Most organochlorine pesticides were banned in the U.S. decades ago, but are still detectable in people because they resist biodegradation in the environment, are lipophilic and accumulate in fat tissues, and are transported globally in the air. However, organochlorine uses do continue in the U.S., although EPA has proclaimed that they represent unreasonable risks. Under an agreement EPA negotiated in July 2010, most currently approved endosulfan crop uses will end in 2012, including over 30 crop uses plus use on ornamental trees, shrubs, and herbaceous plants. About 12 other crop uses will end over the following four years. Of these 12, the last four endosulfan uses will end on July 31, 2016. See details on EPA’s phase-out agreement. Under a separate agreement signed last year, dicofol, an organochlorine miticide/pesticide, may continue to be used through 2016 for foliar applications on cotton, apples, citrus, strawberries, mint, beans, peppers, tomatoes, pecans, walnuts, stonefruit, cucurbits, and non-residential lawns/ornamentals. According to EPA, “[T]race amounts of DDT (<0.1%) have been measured in dicofol products given its use in the manufacture of dicofol..." Lindane shampoos for lice and lotion for scabies is still permitted by the Food ad Drug Administration as prescription only products. The wood preservative, pentachlorophenol, is still allowed by EPA to be used on treated telephone poles that line streets and backyards across the country. Organochlorines have been linked to a number of adverse effects to human health, including birth defects and diabetes. One study found a correlation between organochlorine metabolites in fatty tissue and an increased risk of non-Hodgkin’s Lymphoma. The most infamous member of this class of pesticides if DDT. A long line of recent studies associated with the negative health effects of DDT include breast cancer and autism. Despite the fact that DDT was banned in the U.S. in 1972, concentrations of this toxic chemical’s major metabolite, DDE, have remained alarmingly high in many ecosystems, including surface waters, the arctic, and even U.S. national parks.

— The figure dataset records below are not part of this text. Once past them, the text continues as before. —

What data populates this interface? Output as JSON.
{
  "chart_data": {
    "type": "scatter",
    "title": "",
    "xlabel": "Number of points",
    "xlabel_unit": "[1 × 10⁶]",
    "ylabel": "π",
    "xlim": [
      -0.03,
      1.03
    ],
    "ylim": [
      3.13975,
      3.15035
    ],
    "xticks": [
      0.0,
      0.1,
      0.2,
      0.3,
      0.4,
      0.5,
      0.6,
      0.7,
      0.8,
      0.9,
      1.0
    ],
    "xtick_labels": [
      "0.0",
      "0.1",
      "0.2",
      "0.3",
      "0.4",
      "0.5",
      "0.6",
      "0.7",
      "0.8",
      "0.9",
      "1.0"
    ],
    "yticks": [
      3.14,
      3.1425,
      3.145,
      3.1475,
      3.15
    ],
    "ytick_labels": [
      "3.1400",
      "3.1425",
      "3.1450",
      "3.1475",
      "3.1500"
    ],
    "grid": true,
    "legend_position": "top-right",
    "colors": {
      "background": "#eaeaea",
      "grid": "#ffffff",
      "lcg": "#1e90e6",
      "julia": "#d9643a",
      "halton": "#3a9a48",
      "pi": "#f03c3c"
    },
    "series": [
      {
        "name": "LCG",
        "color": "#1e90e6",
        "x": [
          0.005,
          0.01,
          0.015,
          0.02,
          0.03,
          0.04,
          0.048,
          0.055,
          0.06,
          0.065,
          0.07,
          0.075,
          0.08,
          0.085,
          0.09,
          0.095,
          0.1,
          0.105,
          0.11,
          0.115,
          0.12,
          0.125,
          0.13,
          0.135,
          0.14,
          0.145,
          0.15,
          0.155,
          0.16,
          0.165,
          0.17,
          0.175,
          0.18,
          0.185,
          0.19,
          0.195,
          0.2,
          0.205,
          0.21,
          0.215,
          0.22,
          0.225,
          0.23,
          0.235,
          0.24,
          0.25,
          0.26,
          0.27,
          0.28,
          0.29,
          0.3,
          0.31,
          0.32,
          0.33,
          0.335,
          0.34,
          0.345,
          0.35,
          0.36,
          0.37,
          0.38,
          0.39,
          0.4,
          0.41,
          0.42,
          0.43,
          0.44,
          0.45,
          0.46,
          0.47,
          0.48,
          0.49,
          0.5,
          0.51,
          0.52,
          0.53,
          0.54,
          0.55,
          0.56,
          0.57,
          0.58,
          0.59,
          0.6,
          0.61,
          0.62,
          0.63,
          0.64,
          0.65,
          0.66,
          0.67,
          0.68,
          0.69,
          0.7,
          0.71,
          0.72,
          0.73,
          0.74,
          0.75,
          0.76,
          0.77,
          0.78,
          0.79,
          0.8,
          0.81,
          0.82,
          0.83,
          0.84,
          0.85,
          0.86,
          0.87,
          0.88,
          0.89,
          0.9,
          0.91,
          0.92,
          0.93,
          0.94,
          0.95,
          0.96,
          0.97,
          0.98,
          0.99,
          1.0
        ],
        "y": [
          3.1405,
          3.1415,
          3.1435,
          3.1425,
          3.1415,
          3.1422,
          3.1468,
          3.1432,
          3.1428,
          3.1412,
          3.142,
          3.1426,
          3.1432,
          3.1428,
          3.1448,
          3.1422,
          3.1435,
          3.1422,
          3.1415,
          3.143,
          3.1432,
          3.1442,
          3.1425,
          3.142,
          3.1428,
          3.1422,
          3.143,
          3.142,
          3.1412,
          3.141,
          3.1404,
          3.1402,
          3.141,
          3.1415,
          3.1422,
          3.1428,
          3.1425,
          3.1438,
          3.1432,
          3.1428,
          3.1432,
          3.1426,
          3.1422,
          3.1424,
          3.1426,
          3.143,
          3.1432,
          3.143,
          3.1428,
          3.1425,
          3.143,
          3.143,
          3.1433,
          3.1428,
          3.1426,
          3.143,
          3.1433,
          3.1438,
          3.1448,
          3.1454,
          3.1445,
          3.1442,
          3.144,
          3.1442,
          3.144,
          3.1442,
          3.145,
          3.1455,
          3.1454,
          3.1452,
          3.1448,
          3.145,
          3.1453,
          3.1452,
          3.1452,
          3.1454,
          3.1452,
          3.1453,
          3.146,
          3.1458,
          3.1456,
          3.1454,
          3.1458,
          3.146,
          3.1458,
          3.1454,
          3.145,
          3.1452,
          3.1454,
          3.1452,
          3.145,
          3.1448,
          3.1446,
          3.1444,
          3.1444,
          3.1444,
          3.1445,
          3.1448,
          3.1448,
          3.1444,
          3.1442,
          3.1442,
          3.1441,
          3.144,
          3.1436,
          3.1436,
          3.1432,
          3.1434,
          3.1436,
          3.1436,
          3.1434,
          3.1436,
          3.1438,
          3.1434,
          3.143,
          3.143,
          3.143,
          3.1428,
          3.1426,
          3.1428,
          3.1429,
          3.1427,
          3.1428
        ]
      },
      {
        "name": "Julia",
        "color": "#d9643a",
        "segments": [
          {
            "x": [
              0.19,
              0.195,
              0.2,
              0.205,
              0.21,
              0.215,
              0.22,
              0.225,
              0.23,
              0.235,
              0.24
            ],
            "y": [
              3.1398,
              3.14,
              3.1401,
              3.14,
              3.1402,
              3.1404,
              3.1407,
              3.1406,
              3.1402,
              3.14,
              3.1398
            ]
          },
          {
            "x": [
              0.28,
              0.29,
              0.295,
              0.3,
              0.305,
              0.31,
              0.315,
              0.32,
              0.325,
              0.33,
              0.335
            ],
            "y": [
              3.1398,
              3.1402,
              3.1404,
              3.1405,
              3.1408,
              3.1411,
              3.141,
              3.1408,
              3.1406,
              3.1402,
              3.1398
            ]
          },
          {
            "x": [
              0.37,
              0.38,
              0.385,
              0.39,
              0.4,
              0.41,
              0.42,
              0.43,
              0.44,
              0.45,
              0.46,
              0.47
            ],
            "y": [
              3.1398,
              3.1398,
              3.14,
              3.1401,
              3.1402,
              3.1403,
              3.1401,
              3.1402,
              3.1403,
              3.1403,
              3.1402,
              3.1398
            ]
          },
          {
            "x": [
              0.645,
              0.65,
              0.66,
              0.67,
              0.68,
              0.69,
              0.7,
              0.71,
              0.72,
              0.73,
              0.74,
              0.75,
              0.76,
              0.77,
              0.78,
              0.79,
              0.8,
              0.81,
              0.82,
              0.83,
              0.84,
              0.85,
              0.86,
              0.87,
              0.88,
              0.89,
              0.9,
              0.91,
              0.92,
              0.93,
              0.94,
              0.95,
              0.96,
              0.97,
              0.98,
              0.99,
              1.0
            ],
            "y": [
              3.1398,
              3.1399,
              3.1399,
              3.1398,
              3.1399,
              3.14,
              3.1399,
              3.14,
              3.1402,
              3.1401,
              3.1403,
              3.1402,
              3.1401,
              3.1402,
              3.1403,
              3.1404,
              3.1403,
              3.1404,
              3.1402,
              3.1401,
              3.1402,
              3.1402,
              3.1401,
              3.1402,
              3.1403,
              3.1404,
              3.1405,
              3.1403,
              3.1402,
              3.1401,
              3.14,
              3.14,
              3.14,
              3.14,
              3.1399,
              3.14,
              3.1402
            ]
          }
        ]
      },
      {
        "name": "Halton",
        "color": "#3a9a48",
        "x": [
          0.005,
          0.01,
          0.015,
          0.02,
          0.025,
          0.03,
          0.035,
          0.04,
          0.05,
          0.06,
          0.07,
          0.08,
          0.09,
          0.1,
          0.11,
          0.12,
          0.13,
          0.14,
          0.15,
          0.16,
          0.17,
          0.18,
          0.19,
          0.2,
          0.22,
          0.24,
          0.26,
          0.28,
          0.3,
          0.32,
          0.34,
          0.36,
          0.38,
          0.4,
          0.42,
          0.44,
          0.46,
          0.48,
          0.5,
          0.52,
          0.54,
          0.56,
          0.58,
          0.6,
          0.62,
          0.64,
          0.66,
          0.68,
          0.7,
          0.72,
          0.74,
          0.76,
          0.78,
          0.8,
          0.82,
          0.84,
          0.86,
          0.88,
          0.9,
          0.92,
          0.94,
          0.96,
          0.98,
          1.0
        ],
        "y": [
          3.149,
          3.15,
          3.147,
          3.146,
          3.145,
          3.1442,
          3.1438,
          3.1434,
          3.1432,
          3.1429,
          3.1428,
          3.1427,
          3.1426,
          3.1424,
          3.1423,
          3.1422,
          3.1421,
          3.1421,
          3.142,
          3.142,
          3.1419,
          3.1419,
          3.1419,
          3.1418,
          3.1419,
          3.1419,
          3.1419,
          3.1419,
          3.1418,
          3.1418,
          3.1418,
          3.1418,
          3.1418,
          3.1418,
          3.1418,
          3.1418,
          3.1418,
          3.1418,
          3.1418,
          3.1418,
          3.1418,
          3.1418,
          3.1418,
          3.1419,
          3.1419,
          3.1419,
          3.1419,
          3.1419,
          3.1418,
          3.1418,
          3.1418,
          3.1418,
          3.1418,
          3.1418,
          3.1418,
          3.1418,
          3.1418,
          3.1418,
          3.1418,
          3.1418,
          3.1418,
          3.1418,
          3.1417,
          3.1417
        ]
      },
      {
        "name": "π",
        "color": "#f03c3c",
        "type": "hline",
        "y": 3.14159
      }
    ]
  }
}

Studies like these illustrate how the health impacts of pesticides can be often subtle and delayed, and pesticides once considered to pose “acceptable” risks are continuing to affect public health. In response to the growing evidence linking pesticide exposures to numerous human health effects, Beyond Pesticides’ Pesticide-Induced Diseases Database captures the range of diseases linked to pesticides through epidemiologic studies. The database, which currently contains hundreds of entries of epidemiologic and laboratory exposure studies, is continually updated to track the emerging findings and trends.